The weather was very warm and dampish, in the low 50s, as it has been now for several weeks, and therefore it was very good weather for fungi. I also asked the NYMS members if they would please look out for snails and slugs, because, in the process of searching for fungi, I knew they would be turning over dead wood, and therefore they would be very likely to find terrestrial gastropods.

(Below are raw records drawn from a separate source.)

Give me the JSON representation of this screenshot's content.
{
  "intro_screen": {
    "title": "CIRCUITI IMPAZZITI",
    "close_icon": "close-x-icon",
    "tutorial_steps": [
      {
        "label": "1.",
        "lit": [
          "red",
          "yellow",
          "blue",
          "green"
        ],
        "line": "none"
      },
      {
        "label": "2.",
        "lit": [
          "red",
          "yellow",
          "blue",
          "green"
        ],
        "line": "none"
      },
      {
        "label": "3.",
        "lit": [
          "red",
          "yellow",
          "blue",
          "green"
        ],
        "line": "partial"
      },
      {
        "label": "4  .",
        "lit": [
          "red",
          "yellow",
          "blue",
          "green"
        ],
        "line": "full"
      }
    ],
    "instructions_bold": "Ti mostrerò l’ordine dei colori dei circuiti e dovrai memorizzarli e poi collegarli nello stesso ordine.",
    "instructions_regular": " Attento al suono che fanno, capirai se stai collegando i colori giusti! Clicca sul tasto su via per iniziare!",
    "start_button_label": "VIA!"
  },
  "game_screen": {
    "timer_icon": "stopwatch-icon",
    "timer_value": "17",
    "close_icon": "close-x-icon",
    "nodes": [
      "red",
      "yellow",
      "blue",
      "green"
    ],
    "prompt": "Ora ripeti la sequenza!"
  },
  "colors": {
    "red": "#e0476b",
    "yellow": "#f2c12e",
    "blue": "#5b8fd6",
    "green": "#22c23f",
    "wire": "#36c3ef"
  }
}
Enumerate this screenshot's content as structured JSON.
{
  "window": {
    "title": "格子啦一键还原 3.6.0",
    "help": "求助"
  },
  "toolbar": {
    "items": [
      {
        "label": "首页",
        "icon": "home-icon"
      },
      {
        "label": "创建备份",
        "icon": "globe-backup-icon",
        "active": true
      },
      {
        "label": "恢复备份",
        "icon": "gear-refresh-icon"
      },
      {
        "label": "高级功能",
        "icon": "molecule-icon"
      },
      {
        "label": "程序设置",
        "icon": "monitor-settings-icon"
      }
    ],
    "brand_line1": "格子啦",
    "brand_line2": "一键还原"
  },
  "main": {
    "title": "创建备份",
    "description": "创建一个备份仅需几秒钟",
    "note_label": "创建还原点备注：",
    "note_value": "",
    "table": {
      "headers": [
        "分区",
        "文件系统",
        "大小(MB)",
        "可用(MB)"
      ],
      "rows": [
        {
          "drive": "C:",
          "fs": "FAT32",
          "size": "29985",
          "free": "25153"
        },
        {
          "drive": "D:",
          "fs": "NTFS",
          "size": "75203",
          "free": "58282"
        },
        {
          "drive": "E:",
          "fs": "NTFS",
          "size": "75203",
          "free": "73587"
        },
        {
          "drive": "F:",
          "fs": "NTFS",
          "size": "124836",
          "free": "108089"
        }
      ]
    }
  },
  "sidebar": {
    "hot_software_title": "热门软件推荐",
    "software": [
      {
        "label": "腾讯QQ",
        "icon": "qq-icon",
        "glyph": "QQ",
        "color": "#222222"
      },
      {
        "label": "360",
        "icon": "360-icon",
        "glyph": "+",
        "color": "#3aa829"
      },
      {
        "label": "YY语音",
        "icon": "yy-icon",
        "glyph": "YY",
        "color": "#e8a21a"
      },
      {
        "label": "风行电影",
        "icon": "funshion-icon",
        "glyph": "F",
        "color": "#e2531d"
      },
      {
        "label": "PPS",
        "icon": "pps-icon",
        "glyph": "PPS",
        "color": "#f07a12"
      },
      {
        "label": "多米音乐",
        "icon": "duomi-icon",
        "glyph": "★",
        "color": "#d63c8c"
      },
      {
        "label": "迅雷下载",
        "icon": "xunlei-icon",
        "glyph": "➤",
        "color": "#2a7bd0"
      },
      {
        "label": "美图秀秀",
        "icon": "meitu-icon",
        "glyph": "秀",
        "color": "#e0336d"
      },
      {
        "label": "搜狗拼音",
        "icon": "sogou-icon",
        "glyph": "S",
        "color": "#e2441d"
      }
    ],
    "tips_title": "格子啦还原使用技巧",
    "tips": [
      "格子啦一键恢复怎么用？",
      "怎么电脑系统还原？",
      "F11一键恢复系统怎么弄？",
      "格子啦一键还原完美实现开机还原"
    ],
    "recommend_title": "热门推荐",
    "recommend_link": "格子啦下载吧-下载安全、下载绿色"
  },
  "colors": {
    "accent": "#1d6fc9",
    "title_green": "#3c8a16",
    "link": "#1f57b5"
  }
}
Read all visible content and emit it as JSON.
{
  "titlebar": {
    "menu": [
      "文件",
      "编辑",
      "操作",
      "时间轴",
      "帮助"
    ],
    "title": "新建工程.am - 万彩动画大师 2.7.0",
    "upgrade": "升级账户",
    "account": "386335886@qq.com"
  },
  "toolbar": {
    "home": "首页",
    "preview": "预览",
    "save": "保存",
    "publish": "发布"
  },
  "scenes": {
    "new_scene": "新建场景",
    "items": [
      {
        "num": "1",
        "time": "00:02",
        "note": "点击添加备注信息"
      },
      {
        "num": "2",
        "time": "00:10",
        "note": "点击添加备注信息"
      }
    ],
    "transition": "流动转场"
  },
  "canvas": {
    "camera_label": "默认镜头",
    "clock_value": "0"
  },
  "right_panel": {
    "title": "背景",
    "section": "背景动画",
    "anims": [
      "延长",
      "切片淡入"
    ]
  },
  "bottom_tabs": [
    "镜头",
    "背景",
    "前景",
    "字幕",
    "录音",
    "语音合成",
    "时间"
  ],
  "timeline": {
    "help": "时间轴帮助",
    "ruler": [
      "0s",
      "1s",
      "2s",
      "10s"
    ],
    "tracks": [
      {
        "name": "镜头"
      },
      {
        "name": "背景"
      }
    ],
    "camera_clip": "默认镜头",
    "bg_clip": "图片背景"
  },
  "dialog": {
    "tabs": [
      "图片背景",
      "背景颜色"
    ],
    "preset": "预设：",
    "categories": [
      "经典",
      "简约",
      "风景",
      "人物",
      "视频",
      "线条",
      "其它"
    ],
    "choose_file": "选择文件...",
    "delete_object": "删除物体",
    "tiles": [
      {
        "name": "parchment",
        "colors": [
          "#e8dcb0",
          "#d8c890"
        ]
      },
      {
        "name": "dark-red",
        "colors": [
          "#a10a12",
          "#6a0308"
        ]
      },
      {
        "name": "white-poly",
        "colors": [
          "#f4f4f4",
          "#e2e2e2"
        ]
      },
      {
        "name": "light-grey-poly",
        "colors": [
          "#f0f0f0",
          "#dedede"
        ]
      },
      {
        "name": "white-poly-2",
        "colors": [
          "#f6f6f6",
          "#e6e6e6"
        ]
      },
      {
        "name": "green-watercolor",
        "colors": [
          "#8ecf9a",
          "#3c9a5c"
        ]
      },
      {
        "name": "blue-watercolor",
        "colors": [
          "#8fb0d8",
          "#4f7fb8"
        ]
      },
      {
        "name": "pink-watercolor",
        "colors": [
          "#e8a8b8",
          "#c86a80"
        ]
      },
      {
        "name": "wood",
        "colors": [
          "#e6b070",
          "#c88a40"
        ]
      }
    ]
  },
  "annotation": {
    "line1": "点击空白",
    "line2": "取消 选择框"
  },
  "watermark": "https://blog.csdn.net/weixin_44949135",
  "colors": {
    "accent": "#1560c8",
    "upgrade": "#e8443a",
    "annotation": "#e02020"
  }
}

As per usual for me, I found several fungi that are plant pathogens. Of course all of us found a lot of "regular" fungi. It turned out that many of the species of regular fungi I found were species that I had seen before elsewhere (Randalls Island and Central Park), but nevertheless, several species I observed were entirely new to me:
Cramp Balls
Warlocks Butter
Witches Butter
Crimped Gill
Auricularia angiospermarum
Little Nest Polypore
I also found an attractive and new-to-me species of moss. This moss was very distinctive-looking, which was a pleasant surprise, as so many mosses are impossible for a beginner to ID:
Common Pocket-Moss, Fissidens taxifolius
As for the mollusks, altogether we found one land-snail species and four land-slug species, thanks to so much generous help in searching by so many of the NYMS members:
Discus rotundatus, the Round Snail
Agriolimax reticulatus, the Milky Slug
Limax maximus, the Leopard Slug -- the first time I have encountered live specimens of that species in NYC
Arion hortensis, the Garden Arion -- orange sole
Hortensis-group Arion Slugs -- juveniles, but the foot mucus was colorless
Mesarion sp. -- the first time I have found Mesarion in the US
And one person found a cluster of gastropod eggs inside a decaying log. The eggs were somewhat large, so I suspect they were from Limax maximus.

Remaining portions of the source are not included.